3D Printing

US to Open Large-Scale Metal 3D Printing Facility with Norsk Titanium

There are a number of 3D printing facilities across the US, including Stratasys’ Direct Manufacturing and GE’s Alabama plant, dedicated to their 3D printed LEAP fuel nozzles. Apparently, however, Norway’s Norsk Titanium AS (NTi) doesn’t believe that any of these are quite industrial-grade.  To push 3D printing into a mainstream manufacturing tech, the titanium 3D printing company plans to open a 200,000-square-foot plant that they deem the “world’s first industrial-scale 3D printing facility”.

norsk titanium metal 3D printing

Norsk will be opening the government-owned facility in an unnamed state as a part of a public-private partnership aiming to 3D print large-scale aircraft components relying on NTi’s patented Direct Metal Deposition technology. From the sound of it DMD is not unlike Sciaky’s large-scale arc welding tech. DMD uses a plasma arc to weld titanium wire directly onto a substrate until it reaches near-net-shape. The parts are then milled to reach their final shape. According to the company, this process is 70% more affordable, 90% faster, and overall less wasteful than other technologies, though I’m still trying to figure out which other technologies the company is referring to. NTi’s latest titanium printer is 120 x 120 x 180 cm in size, though the maximum length possible they say is 215 cm (that’s 4′ x 4′ x 5.9′ or 7′).

As the company moves in this direction, it has appointed Warren Boley as its CEO.  Boley is a former executive with Aerojet Rocketdyne and previously worked for United Technologies Corp. Boley says that the company plans to begin launching orders Q1 of 2016 and is in talks with Lockheed Martin to build parts for its infamously wasteful and underperforming F-35 fighter jet.  This deal may just go through, as the vice chairman of NTi’s board is former Lockheed executive, Chris Kubasik.

norsk large scale metal 3D printer

Comparing traditional manufacturing with NTi’s tech, Boley said that it can take up to 75 weeks to produce 100 pounds of titanium, but that the NTi printer can 3D print a part in five hours with a fraction of the material. Boley adds, “We’re going to make history. This is part of the next industrial revolution.”
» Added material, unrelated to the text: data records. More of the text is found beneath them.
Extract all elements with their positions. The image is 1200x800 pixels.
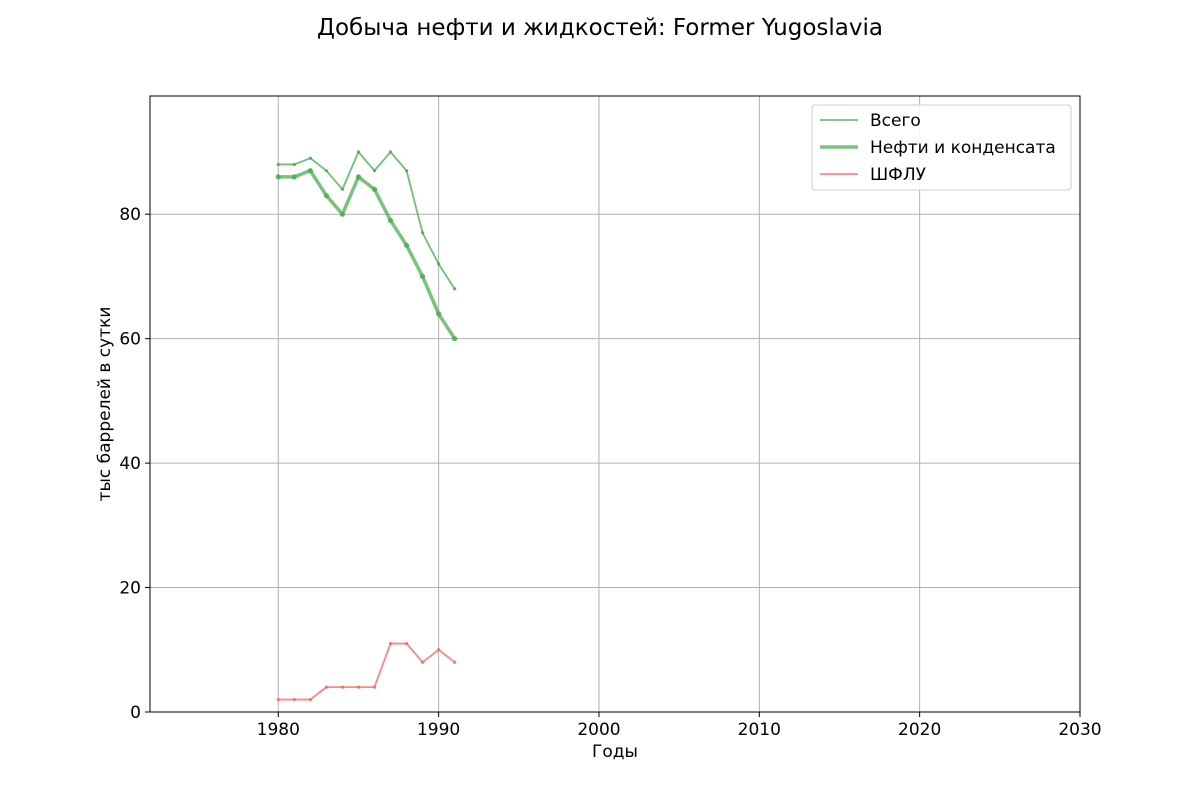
data-point [307,168,313,174]
legend-frame [811,104,1072,191]
data-point [355,174,362,180]
data-point [275,174,281,180]
data-point [356,685,361,689]
y-tick-label: 80 [119,205,141,225]
series-1 [276,150,457,291]
data-point [453,287,457,291]
data-point [339,211,346,217]
series-line [278,642,456,701]
legend-entry: Нефти и конденсата [870,138,1056,158]
data-point [388,641,393,646]
data-point [371,186,378,192]
data-point [420,231,425,235]
data-point [324,685,328,689]
x-tick-label: 1980 [257,720,300,740]
y-tick-label: 20 [119,579,141,599]
y-tick-label: 40 [119,454,141,474]
data-point [356,150,361,154]
data-point [404,169,409,173]
data-point [387,217,394,224]
data-point [436,311,442,317]
x-tick-label: 2020 [898,720,941,740]
data-point [276,697,280,702]
data-point [403,242,410,248]
chart-title: Добыча нефти и жидкостей: Former Yugosla… [317,15,883,41]
data-point [308,156,312,160]
y-axis-label: тыс баррелей в сутки [95,307,115,502]
data-point [419,273,426,280]
data-point [324,169,328,173]
y-tick-label: 60 [119,330,141,350]
series-2 [275,168,458,342]
series-line [278,168,457,340]
data-point [308,697,312,702]
data-point [420,660,425,664]
series-line [278,151,456,290]
data-point [292,162,296,167]
x-axis-label: Годы [592,742,638,762]
series-3 [276,641,457,702]
x-axis: 1980 1990 2000 2010 2020 2030 [257,712,1102,740]
data-point [404,641,409,646]
x-tick-label: 2010 [738,720,781,740]
data-point [323,192,329,199]
series-group [275,150,458,702]
data-point [437,262,441,266]
x-tick-label: 1990 [417,720,460,740]
data-point [340,187,345,191]
data-point [276,162,280,167]
x-tick-label: 2000 [577,720,620,740]
data-point [388,150,393,154]
data-point [372,169,377,173]
data-point [437,648,441,652]
legend-entry: Всего [870,111,921,131]
data-point [292,697,296,702]
plot-area [149,95,1081,713]
legend: Всего Нефти и конденсата ШФЛУ [811,104,1072,191]
x-tick-label: 2030 [1058,720,1101,740]
data-point [372,685,377,689]
data-point [291,174,297,180]
data-point [340,685,345,689]
y-axis: 0 20 40 60 80 [119,205,150,723]
legend-entry: ШФЛУ [870,165,927,185]
data-point [452,336,458,342]
y-tick-label: 0 [130,703,141,723]
data-point [453,660,457,664]
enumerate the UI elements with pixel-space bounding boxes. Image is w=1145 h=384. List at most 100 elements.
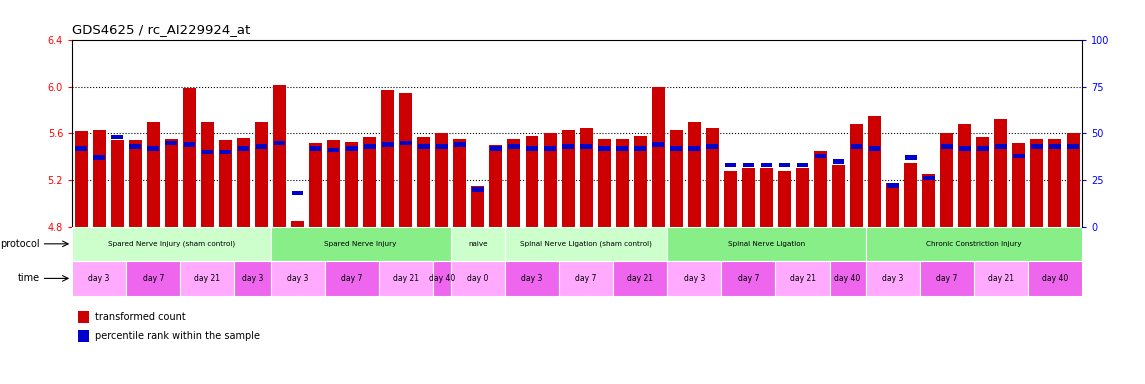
Bar <box>1013 154 1025 158</box>
Bar <box>325 261 379 296</box>
Bar <box>310 146 322 151</box>
Bar <box>652 87 665 227</box>
Bar <box>183 142 195 147</box>
Bar <box>706 144 718 149</box>
Bar <box>381 90 394 227</box>
Bar <box>724 170 737 227</box>
Text: day 7: day 7 <box>143 274 164 283</box>
Text: day 40: day 40 <box>835 274 861 283</box>
Bar <box>977 146 988 151</box>
Bar <box>220 150 231 154</box>
Bar <box>544 134 556 227</box>
Bar <box>866 261 919 296</box>
Bar <box>777 170 791 227</box>
Bar <box>559 261 614 296</box>
Text: day 3: day 3 <box>684 274 705 283</box>
Bar <box>832 159 844 164</box>
Bar <box>599 146 610 151</box>
Text: time: time <box>17 273 40 283</box>
Bar <box>742 168 755 227</box>
Bar <box>507 139 521 227</box>
Bar <box>126 261 180 296</box>
Bar <box>598 139 610 227</box>
Bar <box>274 141 285 145</box>
Bar <box>671 146 682 151</box>
Bar <box>435 134 449 227</box>
Text: day 0: day 0 <box>467 274 489 283</box>
Bar <box>633 136 647 227</box>
Bar <box>255 144 267 149</box>
Bar <box>743 163 755 167</box>
Bar <box>760 163 772 167</box>
Text: transformed count: transformed count <box>95 312 185 322</box>
Bar <box>832 165 845 227</box>
Bar <box>235 261 270 296</box>
Bar <box>995 144 1006 149</box>
Bar <box>581 144 592 149</box>
Bar <box>76 146 87 151</box>
Text: Spared Nerve Injury: Spared Nerve Injury <box>324 241 397 247</box>
Bar <box>994 119 1008 227</box>
Text: day 7: day 7 <box>937 274 957 283</box>
Text: Spinal Nerve Ligation (sham control): Spinal Nerve Ligation (sham control) <box>520 241 652 247</box>
Text: Chronic Constriction Injury: Chronic Constriction Injury <box>926 241 1021 247</box>
Bar <box>255 122 268 227</box>
Bar <box>364 144 376 149</box>
Text: day 3: day 3 <box>521 274 543 283</box>
Bar <box>451 261 505 296</box>
Bar <box>379 261 433 296</box>
Bar <box>148 146 159 151</box>
Bar <box>505 227 668 261</box>
Bar <box>472 187 483 192</box>
Bar <box>973 261 1028 296</box>
Bar <box>688 146 700 151</box>
Text: protocol: protocol <box>0 239 40 249</box>
Bar <box>436 144 448 149</box>
Bar <box>668 261 721 296</box>
Bar <box>472 186 484 227</box>
Bar <box>653 142 664 147</box>
Bar <box>270 227 451 261</box>
Bar <box>202 150 213 154</box>
Text: day 7: day 7 <box>341 274 362 283</box>
Bar <box>814 151 827 227</box>
Bar <box>958 124 971 227</box>
Text: day 7: day 7 <box>737 274 759 283</box>
Bar <box>165 139 177 227</box>
Bar <box>180 261 235 296</box>
Bar <box>400 141 411 145</box>
Bar <box>183 88 196 227</box>
Bar <box>919 261 973 296</box>
Bar <box>561 130 575 227</box>
Bar <box>1028 261 1082 296</box>
Bar <box>451 227 505 261</box>
Bar <box>668 227 866 261</box>
Bar <box>721 261 775 296</box>
Bar <box>508 144 520 149</box>
Text: day 21: day 21 <box>627 274 653 283</box>
Bar <box>905 156 916 160</box>
Bar <box>273 84 286 227</box>
Bar <box>490 146 502 151</box>
Bar <box>634 146 646 151</box>
Bar <box>327 141 340 227</box>
Bar <box>614 261 668 296</box>
Text: Spinal Nerve Ligation: Spinal Nerve Ligation <box>728 241 805 247</box>
Bar <box>616 146 627 151</box>
Bar <box>94 156 105 160</box>
Bar <box>93 130 105 227</box>
Bar <box>400 93 412 227</box>
Bar <box>815 154 827 158</box>
Bar <box>850 124 863 227</box>
Bar <box>418 144 429 149</box>
Bar <box>829 261 866 296</box>
Bar <box>922 174 935 227</box>
Bar <box>128 141 142 227</box>
Bar <box>453 139 466 227</box>
Text: day 7: day 7 <box>576 274 597 283</box>
Bar <box>345 142 358 227</box>
Bar <box>869 146 881 151</box>
Bar <box>417 137 431 227</box>
Bar <box>1032 144 1043 149</box>
Bar <box>670 130 682 227</box>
The facility will open with several dozen of NTi’s large-scale 3D printers with plans to add more with time and NTi hopes to receive U.S. Federal Aviation Administration certification of the DMD process by the end of the year. I’m sure more information about the endeavor will be released as the ribbon-cutting ceremony approaches.  If this factory is a part of the National Network for Manufacturing Innovation, we may even be treated by requisite pomp and circumstance and a speech by the President.  And, we’ll get to find out where exactly this facility will be.